第5話 ふたりきりに限る
「んんっ……。楽しかったですね、先輩」
澄み渡った夜の空へと両手を掲げ、ぐっと背中を伸ばす蒼衣が振り返る。
「だな。やっぱり飲みは少人数に限る……」
そう呟くように言った俺を、蒼衣がにやり、と笑って見上げてくる。
「少人数じゃなくて、わたしとふたりに限る、じゃないですか?」
「蒼衣とふたりきりに限るのは、飲みに限らずだからなあ」
「……もう。先輩、お酒を飲むとあっさり本音が漏れ出てきますよね」
俺の返しに照れたのか、先ほどよりも頬を赤らめながら、口先を尖らせる蒼衣。可愛いなこいつ。
「酒飲まなくても本音で喋ってるぞ」
「それは嘘です。先輩は酔っているときのほうが明らかに素直です」
「そうか……?」
「そうです」
自分では大きくは変わらないと思うのだが、蒼衣が言うからには、きっとそうなのだろう。
「まあ、酒の力は偉大だからな」
「お酒に頼らず素直に思ったことを言ってくれてもいいんですよ?」
「例えば?」
「蒼衣ちゃん可愛い、とか」
「……持ち帰って前向きに検討することを善処させて頂きます」
「それやらないって言ってるのと同じじゃないですか!?」
「そこまでは言ってない」
ほぼ同じですよー! と頬を膨らませる蒼衣に、俺は手を差し出す。
「──ほら、帰るぞ」
その手を握り、俺の隣へとぴったりとくっつきながらも、蒼衣の頬は膨らんだままだ。
「むう。
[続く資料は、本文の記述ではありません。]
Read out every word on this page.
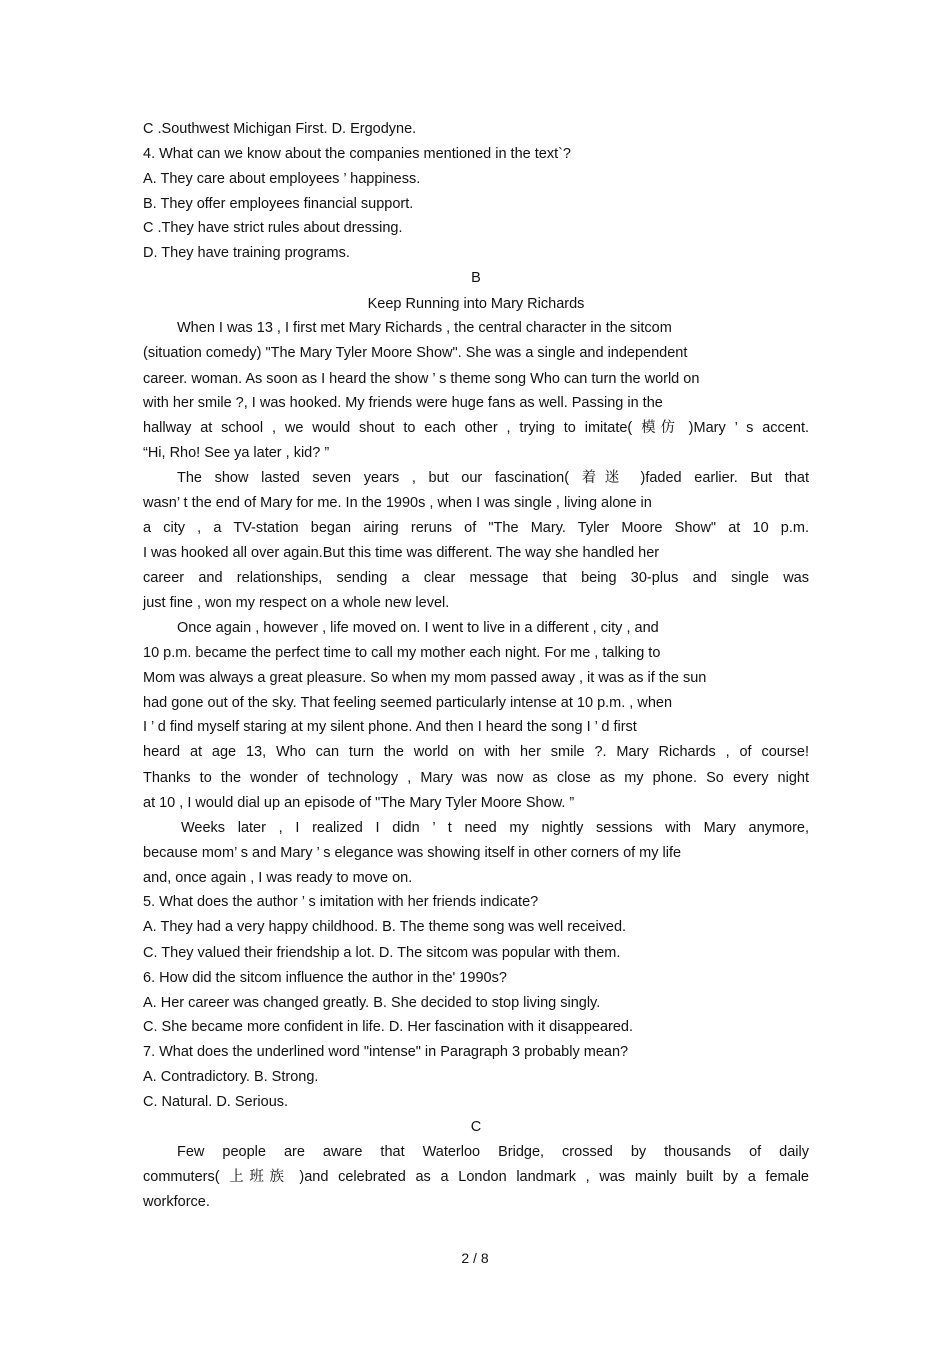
C .Southwest Michigan First. D. Ergodyne.
4. What can we know about the companies mentioned in the text`?
A. They care about employees ’ happiness.
B. They offer employees financial support.
C .They have strict rules about dressing.
D. They have training programs.
B
Keep Running into Mary Richards
When I was 13 , I first met Mary Richards , the central character in the sitcom
(situation comedy) "The Mary Tyler Moore Show". She was a single and independent
career. woman. As soon as I heard the show ’ s theme song Who can turn the world on
with her smile ?, I was hooked. My friends were huge fans as well. Passing in the
hallway at school , we would shout to each other , trying to imitate( 模仿 )Mary ’ s accent.
“Hi, Rho! See ya later , kid? ”
The show lasted seven years , but our fascination( 着迷 )faded earlier. But that
wasn’ t the end of Mary for me. In the 1990s , when I was single , living alone in
a city , a TV-station began airing reruns of "The Mary. Tyler Moore Show" at 10 p.m.
I was hooked all over again.But this time was different. The way she handled her
career and relationships, sending a clear message that being 30-plus and single was
just fine , won my respect on a whole new level.
Once again , however , life moved on. I went to live in a different , city , and
10 p.m. became the perfect time to call my mother each night. For me , talking to
Mom was always a great pleasure. So when my mom passed away , it was as if the sun
had gone out of the sky. That feeling seemed particularly intense at 10 p.m. , when
I ’ d find myself staring at my silent phone. And then I heard the song I ’ d first
heard at age 13, Who can turn the world on with her smile ?. Mary Richards , of course!
Thanks to the wonder of technology , Mary was now as close as my phone. So every night
at 10 , I would dial up an episode of "The Mary Tyler Moore Show. ”
Weeks later , I realized I didn ’ t need my nightly sessions with Mary anymore,
because mom’ s and Mary ’ s elegance was showing itself in other corners of my life
and, once again , I was ready to move on.
5. What does the author ’ s imitation with her friends indicate?
A. They had a very happy childhood. B. The theme song was well received.
C. They valued their friendship a lot. D. The sitcom was popular with them.
6. How did the sitcom influence the author in the' 1990s?
A. Her career was changed greatly. B. She decided to stop living singly.
C. She became more confident in life. D. Her fascination with it disappeared.
7. What does the underlined word "intense" in Paragraph 3 probably mean?
A. Contradictory. B. Strong.
C. Natural. D. Serious.
C
Few people are aware that Waterloo Bridge, crossed by thousands of daily
commuters( 上班族 )and celebrated as a London landmark , was mainly built by a female
workforce.
2 / 8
誤魔化されませんからね! ほら、先輩! りぴーとあふたーみー! 可愛い!」
「それで言われて嬉しいのかお前……」
「……嬉しくはないですね……」
でも言って欲しいですー、とぷくぷくと頬を膨らませ、それでも俺から離れない蒼衣を見ながら、俺は苦笑を漏らした。
そして、火照った体と、ふわりと浮かぶようだった思考をクリアにするように、冷たい空気を吸い込んで。
「ほんと可愛いな、お前」
いつもは言わない、純粋に思っただけのことを、口にするのだった。